Back to the point.  I like the idea of mystery, I like the discovery so having, like others suggested, elements that are not known can work.  In my story I have done something similar, not so much because I am worried about the modern day take on the subject but more of a linguistic notion.


----------



## mirrorrorrim (Feb 7, 2012)

sashamerideth said:


> Southern Africa had a completely different theology to judeo-christianity. Set aside your theological bias, study what the prevalent religions in the area at that time actually taught. It may be that the idea of one god and one devil is compltely not in line with what people actually believed.


Quick historical point: Christianity reached Alexandria in the 1st Century A. D., and became the official religion of Ethiopia in the 4th Century A. D. It is very likely that it would have spread in some form to more southern portions of Africa, especially given that Christianity is an intrinsically evangelic religion.

While the conquest of parts of Africa by Islamic rulers at the end of the 7th Century certainly diminished the influence of Christianity for a couple hundred years, there is evidence that it may have continued to exist in Africa in some form until it was reintroduced by European maritime powers. Today, it is one of the most common religious affiliations for Africans, and it is still growing rapidly.

Also, there have been distinctively unique African branches of Christianity.
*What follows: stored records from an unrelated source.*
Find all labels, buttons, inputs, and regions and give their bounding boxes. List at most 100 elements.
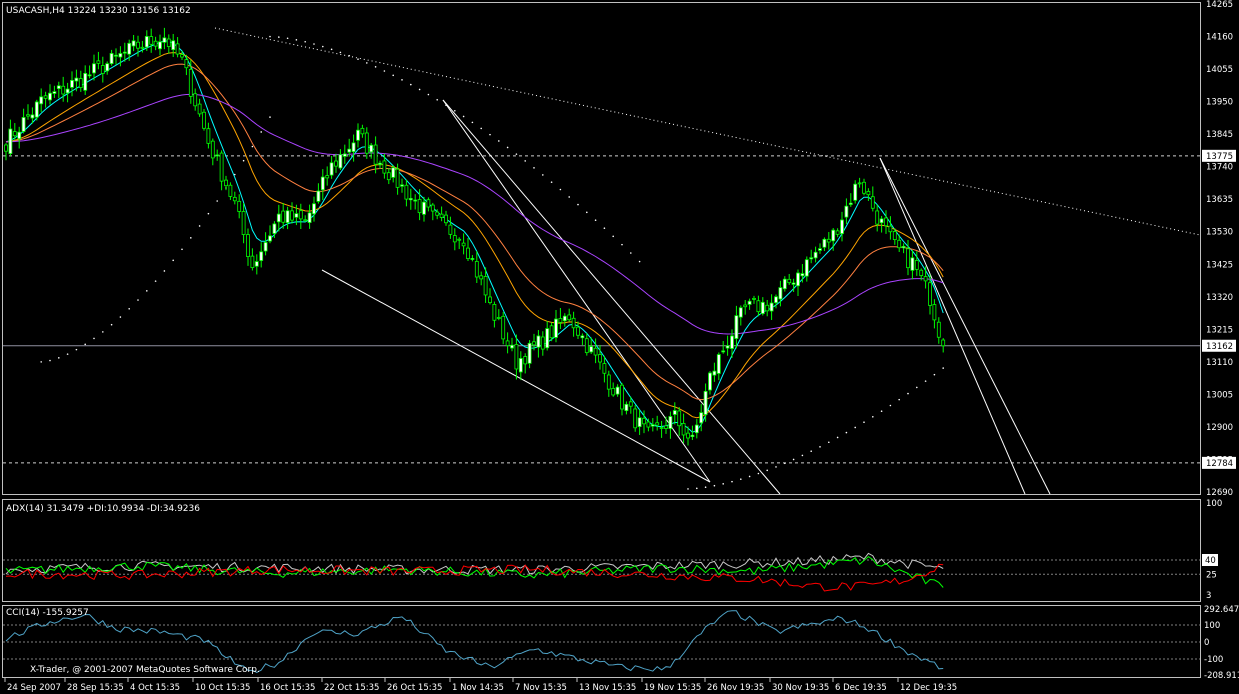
- sar-dot: [366, 62, 368, 64]
- candle-body: [919, 269, 924, 276]
- candle-body: [307, 212, 312, 223]
- sar-dot: [810, 450, 812, 453]
- price-label-box: [1202, 339, 1236, 352]
- candle-body: [193, 93, 198, 107]
- candle-body: [628, 401, 633, 407]
- sar-dot: [687, 488, 689, 490]
- candle-body: [320, 176, 325, 191]
- cci-panel-title: CCI(14) -155.9257: [6, 608, 89, 618]
- candle-body: [866, 190, 871, 196]
- sar-dot: [630, 252, 632, 254]
- price-label-value: 13775: [1206, 152, 1233, 162]
- sar-dot: [207, 212, 210, 215]
- price-tick-label: 13845: [1206, 130, 1233, 140]
- candle-body: [703, 390, 708, 415]
- sar-dot: [172, 259, 174, 262]
- sar-dot: [339, 51, 342, 54]
- candle-body: [791, 282, 796, 285]
- candle-body: [30, 114, 35, 119]
- candle-body: [637, 417, 642, 428]
- candle-body: [892, 231, 897, 241]
- candle-body: [413, 199, 418, 202]
- candle-body: [633, 408, 638, 429]
- candle-body: [281, 210, 286, 223]
- candle-body: [470, 258, 475, 260]
- sar-dot: [515, 153, 518, 155]
- candle-body: [78, 78, 83, 88]
- candle-body: [144, 36, 149, 48]
- sar-dot: [40, 361, 42, 363]
- candle-body: [483, 276, 488, 296]
- candle-body: [48, 92, 52, 101]
- candle-body: [259, 251, 264, 261]
- sar-dot: [304, 40, 307, 43]
- candle-body: [672, 410, 677, 415]
- sar-dot: [594, 219, 597, 222]
- candle-body: [122, 51, 127, 54]
- candle-body: [787, 278, 792, 284]
- candle-body: [8, 128, 13, 155]
- sar-dot: [269, 116, 271, 118]
- sar-dot: [278, 36, 280, 38]
- candle-body: [681, 423, 686, 436]
- sar-dot: [260, 131, 263, 133]
- candle-body: [831, 229, 836, 242]
- adx-panel-title: ADX(14) 31.3479 +DI:10.9934 -DI:34.9236: [6, 504, 200, 514]
- sar-dot: [234, 173, 236, 176]
- candle-body: [430, 204, 435, 212]
- candle-body: [140, 46, 145, 49]
- cci-tick-label: -100: [1204, 655, 1223, 665]
- candle-body: [769, 302, 774, 312]
- candle-body: [285, 210, 290, 224]
- sar-dot: [128, 308, 130, 310]
- sar-dot: [713, 484, 716, 487]
- candle-body: [254, 261, 259, 267]
- sar-dot: [836, 436, 839, 439]
- price-tick-label: 12900: [1206, 423, 1233, 433]
- sar-dot: [757, 472, 760, 475]
- x-tick-label: 28 Sep 15:35: [67, 683, 124, 693]
- candle-body: [206, 128, 211, 144]
- sar-dot: [436, 98, 439, 101]
- candle-body: [510, 344, 514, 349]
- candle-body: [796, 272, 800, 287]
- adx-panel: 100 25 3 40: [3, 499, 1222, 601]
- adx-panel-border: [2, 499, 1201, 602]
- candle-body: [448, 224, 453, 235]
- sar-dot: [392, 74, 395, 77]
- candle-body: [228, 184, 233, 197]
- candle-body: [197, 103, 202, 115]
- candle-body: [114, 54, 118, 57]
- candle-body: [716, 354, 721, 374]
- sar-dot: [612, 235, 614, 238]
- sar-dot: [313, 43, 315, 45]
- candle-body: [70, 79, 74, 88]
- candle-body: [738, 307, 743, 318]
- candle-body: [408, 198, 413, 201]
- candle-body: [734, 315, 739, 339]
- candle-body: [488, 296, 492, 304]
- axes: 14265 14160 14055 13950 13845 13740 13635 13530…: [4, 0, 1236, 693]
- candle-body: [382, 160, 387, 174]
- x-tick-label: 10 Oct 15:35: [195, 683, 250, 693]
- sar-dot: [49, 359, 51, 362]
- cci-panel-border: [2, 605, 1201, 678]
- x-tick-label: 26 Nov 19:35: [707, 683, 764, 693]
- candle-body: [131, 40, 136, 47]
- candle-body: [4, 144, 8, 152]
- candle-body: [659, 427, 664, 429]
- candle-body: [540, 336, 545, 350]
- candle-body: [822, 238, 827, 248]
- minus-di-line: [5, 563, 944, 592]
- x-tick-label: 7 Nov 15:35: [515, 683, 567, 693]
- price-tick-label: 13530: [1206, 228, 1233, 238]
- candle-body: [400, 184, 404, 187]
- candle-body: [496, 317, 501, 319]
- sar-dot: [550, 181, 553, 183]
- candle-body: [395, 168, 400, 188]
- price-panel-title: USACASH,H4 13224 13230 13156 13162: [6, 6, 191, 16]
- sar-dot: [102, 331, 104, 333]
- candle-body: [677, 410, 682, 427]
- price-label-box: [1202, 456, 1236, 469]
- price-tick-label: 14265: [1206, 0, 1233, 10]
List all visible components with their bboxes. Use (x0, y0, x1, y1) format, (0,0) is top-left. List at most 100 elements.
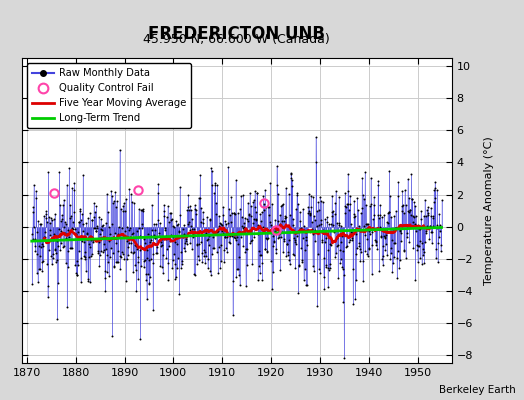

Her name escapes me at present, but there was even a popular African prophet who taught that Jesus was an African, among other things.


----------



## Gwynneth White (Feb 7, 2012)

The Phoenicians were the first to circumnavigate Africa - regardless of what we in South Africa are taught about old Vasco de Gama. Herodotus reports that they were sent by the Egyptian King Necho II in about 595BC. There is a huge amount of evidence found in ruins in both SA and Mozambique - Phoenician beadwork particularly. My ancient story open in Southern Africa after the Bar Koba revolt ended in 136AD. i am claiming that Semitic people - part of the diaspora - arrived in southern Africa and lived here until about 980AD. After a war destroyed their world, the survivors returned to Europe. Obviously they had interaction with the Negroid people who arrived in southern Africa in about 750AD. But, although they came from  Judeo/Islamic roots, they wondered from the faith, adopting their own form of pagan religion. But, in my frame of reference, God and the Devil are still around. But to what extent should I impose my frame of reference on my writing? I suppose that is really my question. Do readers want a fantasy that refers to God ad the Devil? I know CS Lewis does it, but I'm not Narnia.


----------



## Darwin (Feb 20, 2012)

Just going along the lines of representative words can work just as well.  Myself, I created a world that had the good and evil dietys, but I didn't want to go with "God" and "Devil".  For me, I called them Order and Chaos.  So using things like that can work and get your point across without delving into the landmines of religion.


----------



## Caged Maiden (Feb 27, 2012)

Avatars would be a simple answer.


----------